Germán Blanco Calvo, con su mandil de carnicero.
FUNDACION JOSE SARAMAGO
PORTUGAL
¡Escríbelo! ¡Escríbelo!, me pidió quien acababa de recibir el Premio Nobel de Literatura José Saramago.
He tardado en cumplir su mandato. Era el año 1998 cuando mi amiga Cristina me comunica que en la Sociedad General de Autores y Editores, en Madrid, el día 18 de diciembre en la Sala Manuel de Falla, a las 12:30 h. se va a presentar un libro titulado «LAS VOCES DEL ESPEJO» con los dibujos de los niños de Chiapas y cuentos de Literatos reconocidos.
Nos fuimos pronto, compramos el libro y pasamos a la sala donde solas estuvimos un rato viendo los dibujos de los niños. A su hora y en el estrado van entrando los participantes del acto; México presente con la directora de aquel colegio que acogió a los niños españoles, hijos de los intelectuales que tuvieron que marchar al exilio; la sala ya está llena de oyentes. Después de alguna intervención uno de los conferenciantes comenta que en la entrada pueden adquirir el libro y prácticamente toda la sala (creo que quedaron otras dos personas), salieron a comprar el libro. Al quedar los conferenciantes en el estrado, Cristina y yo nos acercamos a hablar con ellos y pedirles que nos firmaran el libro. Les comenté la impresión que había experimentado al ver que los niños y niñas expresaban en sus dibujos, la guerra. Les conté dirigiéndome a Saramago que no tenía los cinco años cuando había presenciado desde Cañete de las Torres, el bombardeo de Porcuna y después Cañete (Córdoba) y por primera vez siento miedo. He sido una niña muy feliz rodeada de cariño. Vi a mi papá, por última vez, en el patio de un convento (que convirtieron en cárcel), que había al lado de nuestra casa, tumbado en la hamaca que él hizo, tan cómoda. Quedamos solos mi mamá, mi hermano de dos años y yo acogidos por Paz y Victoriano, dueños de la casa en que vivíamos y nos llevaron a su cortijo como a unos hijos más y estuvimos casi cuatro meses, hasta que pudimos trasladarnos a Fuentes de Oñoro (Salamanca) en tren, donde nos acogieron los abuelos maternos en Aldea del Obispo.

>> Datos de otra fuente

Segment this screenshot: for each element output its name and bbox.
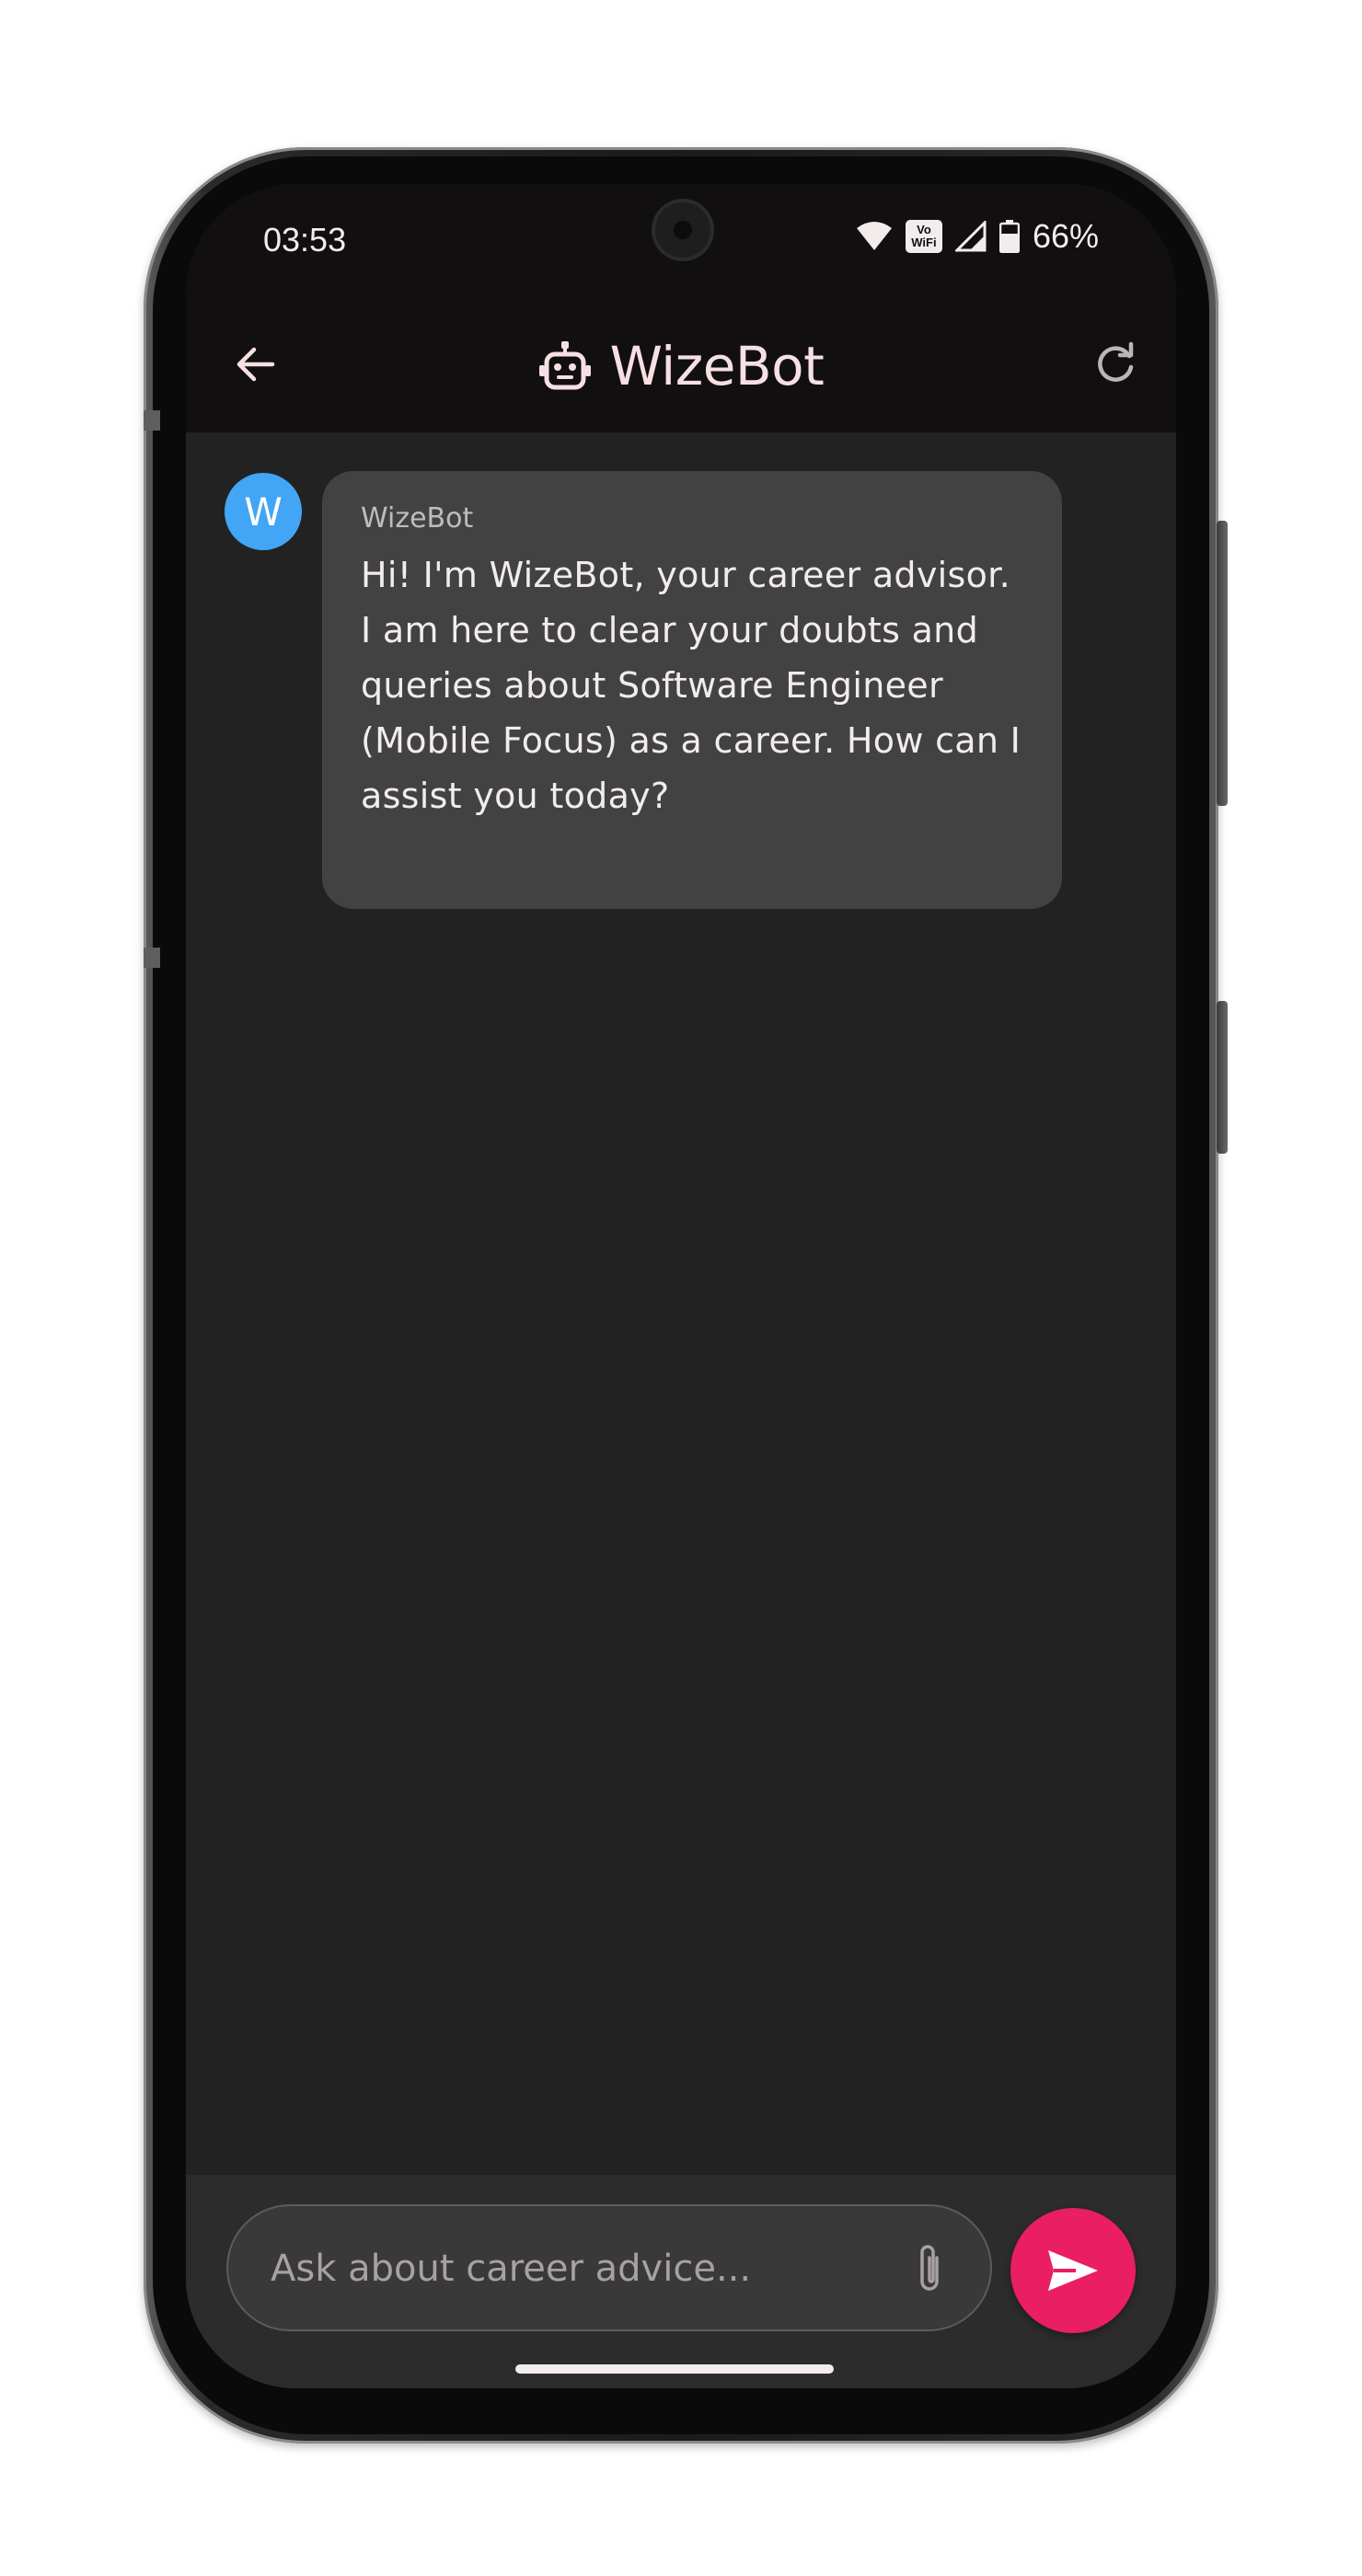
battery-icon bbox=[998, 220, 1020, 253]
battery-percentage: 66% bbox=[1032, 217, 1099, 255]
wifi-icon bbox=[856, 222, 892, 250]
status-bar: 03:53 Vo WiFi 66% bbox=[186, 184, 1176, 294]
robot-icon bbox=[538, 341, 591, 390]
message-input[interactable] bbox=[269, 2206, 898, 2331]
paperclip-icon bbox=[920, 2245, 939, 2291]
antenna-line bbox=[144, 410, 160, 431]
message-text: Hi! I'm WizeBot, your career advisor. I … bbox=[361, 555, 1022, 816]
phone-screen: 03:53 Vo WiFi 66% WizeBot W WizeBot Hi! … bbox=[186, 184, 1176, 2388]
vowifi-bottom-label: WiFi bbox=[911, 236, 937, 249]
volume-button bbox=[1217, 521, 1228, 806]
vowifi-icon: Vo WiFi bbox=[905, 220, 942, 253]
attach-button[interactable] bbox=[900, 2239, 959, 2298]
avatar: W bbox=[225, 473, 302, 550]
message-bubble[interactable]: WizeBot Hi! I'm WizeBot, your career adv… bbox=[322, 471, 1062, 909]
page-title: WizeBot bbox=[609, 335, 825, 397]
send-button[interactable] bbox=[1010, 2208, 1136, 2333]
refresh-icon bbox=[1098, 341, 1134, 382]
status-time: 03:53 bbox=[263, 221, 347, 259]
composer-bar bbox=[186, 2175, 1176, 2388]
front-camera bbox=[655, 202, 710, 258]
power-button bbox=[1217, 1001, 1228, 1154]
refresh-button[interactable] bbox=[1088, 337, 1143, 392]
status-icons: Vo WiFi 66% bbox=[856, 217, 1099, 256]
vowifi-top-label: Vo bbox=[917, 223, 931, 236]
app-title: WizeBot bbox=[186, 329, 1176, 403]
signal-icon bbox=[954, 221, 987, 252]
chat-messages[interactable]: W WizeBot Hi! I'm WizeBot, your career a… bbox=[186, 432, 1176, 1899]
home-indicator[interactable] bbox=[515, 2364, 834, 2374]
message-input-container[interactable] bbox=[226, 2204, 992, 2331]
antenna-line bbox=[144, 948, 160, 968]
message-sender: WizeBot bbox=[361, 502, 474, 535]
send-icon bbox=[1048, 2250, 1098, 2291]
app-bar: WizeBot bbox=[186, 294, 1176, 432]
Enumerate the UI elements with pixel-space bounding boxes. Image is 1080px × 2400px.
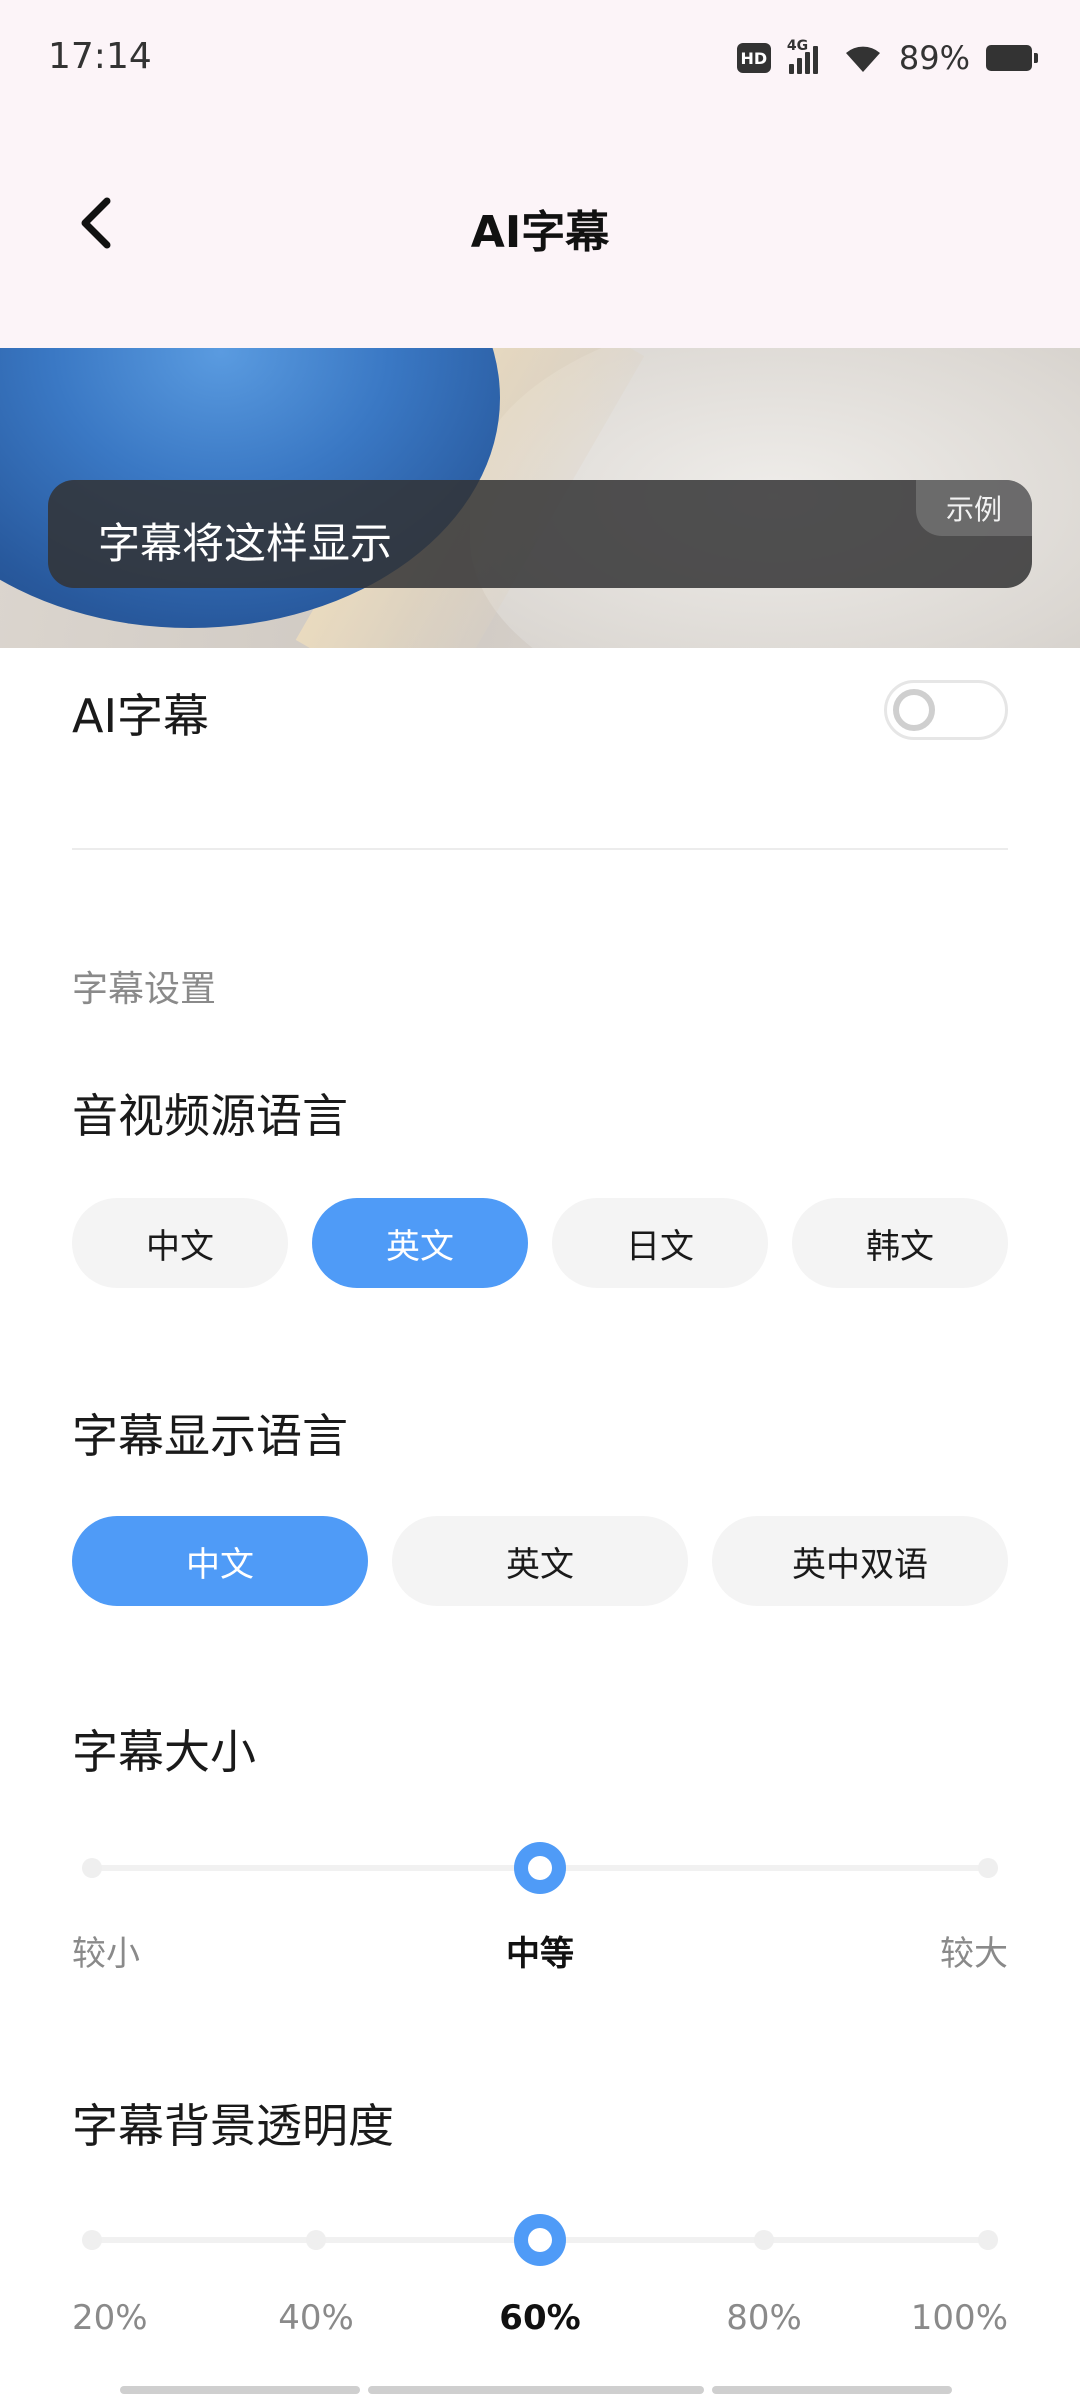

Y pasaron tres años. Uno de nuestros juegos era recoger con la abuelita Magdalena los huevos que ponían las gallinas en los nidales del corral, que distanciado de la casa se ubican en la misma plaza del pueblo. De repente suena el ruido de un avión y lo mismo mi hermano que yo, corrimos hacía la abuelita y nos tapamos bajo su delantal. La guerra había terminado, pero el terror quedó en nuestros infantiles recuerdos. Se había restablecido la línea aérea Madrid-Oporto que pasa por encima de Aldea del Obispo.
Siento, dirigiéndome a Saramago, no hablar correctamente el portugués aunque de oídas, aprendí bastantes cuentos portugueses que me contaba el abuelito Fermín, pues estamos en la misma frontera.
¡Qué suerte tuve de conocerle! Y escucharlo.
Entre los firmantes, la representante de México me emociona «Gracias Celina por estar aquí».
Quedan para siempre en mis recuerdos , la angustia de mi mamá que el niño de dos años no está en casa, preguntando a través de los patios vecinos si está allí Juan Luis y recuerdo después del bombardeo, que en brazos lo trae Frasquito corriendo. El día que hemos ido a llevarle la comida a mi papá y ya no está en la hamaca en aquel convento y al volver a casa y cerrar la puerta, mamá cae desplomada al suelo entre nosotros dos. Ahora comprenderá por qué me ha costado tanto escribirlo.
Tarde, pero lo he obedecido.
Para mi admirado José Saramago.
Madrid, 15/07/2017
CÁRCEL DE SALAMANCA
Tengo siete años cuando voy con mi tía Patrocinio a llevar a la cárcel de Salamanca comida caliente a mi tío Raimundo. Desde la explanada de Mirat que a mí me parecía enorme, le daba con el pañuelo en la mano despidiéndome y el estaba detrás del cristal de una ventana. Recuerdo de ir a verlo y estar mucha gente de un lado de los barrotes y el salía con más hombres y llegaba a otros barrotes porque recuerdo que no le podía dar un beso. La explicación que me dieron en casa porqué estaba en la cárcel fue que estaba enseñando a leer y escribir a los reclusos y en aquel momento lo creí. Pero puede salir a la puerta y me afirman rotundas: «Es que los presos se escapan». Y lo acepto. Pero por poco tiempo. Las pocas salidas que mis tías, Carmen, esposa de Raimundo y Patrocinio, eran a casas de familias que tenían familiares en cárceles y yo veía que lloraban. Íbamos a casa de Don Juan Francisco, Inspector de Maestros, destituido; le mataron a un hijo. En la calle de Ramos del Manzano visitábamos a Pilar Prieto Briones, hija del Inspector de Veterinarios; más tarde supe que fusilaron a un hermano muy joven. A casa de Doña Ramona, esposa de Don Dionisio, que tenía dos niños con quien yo jugaba y vivían en una casita adosada a la casa de protestantes, esquina al Paseo de Canalejas, a la que entrabamos por una puerta pequeña que estaba sobre las vías del tren, pasando un puente. Supe con los años que a D. Dionisio le habían condenado a la pena de muerte. Y muchos días bajamos a ver a la señora Isabel, viuda de Hipólito Froufe, madre de varios hijos que estaban en las cárceles. Venían con frecuencia a casa las hermanas Escolar, Tere y Mary, y mi tía Carmen les daba una tableta de chocolate para los paquetes de comida que enviaban por correo a las cárceles. Como mi tío Raimundo enseñaba a leer y escribir a presos analfabetos y, buenos compañeros, correspondían con él haciendo preciosos juguetes para mí; eran unos verdaderos artistas. Lo que se me ha quedado grabado es que después de salir Raimundo de la cárcel, creo que el día de Viernes Santo, iba con él a la Iglesia de las Bernardas y esperábamos en la explanada de Mirat la procesión que formaban los nazarenos vestidos con capuchones portando cirios, porque ese día sacaban de la Cárcel de Salamanca a un preso.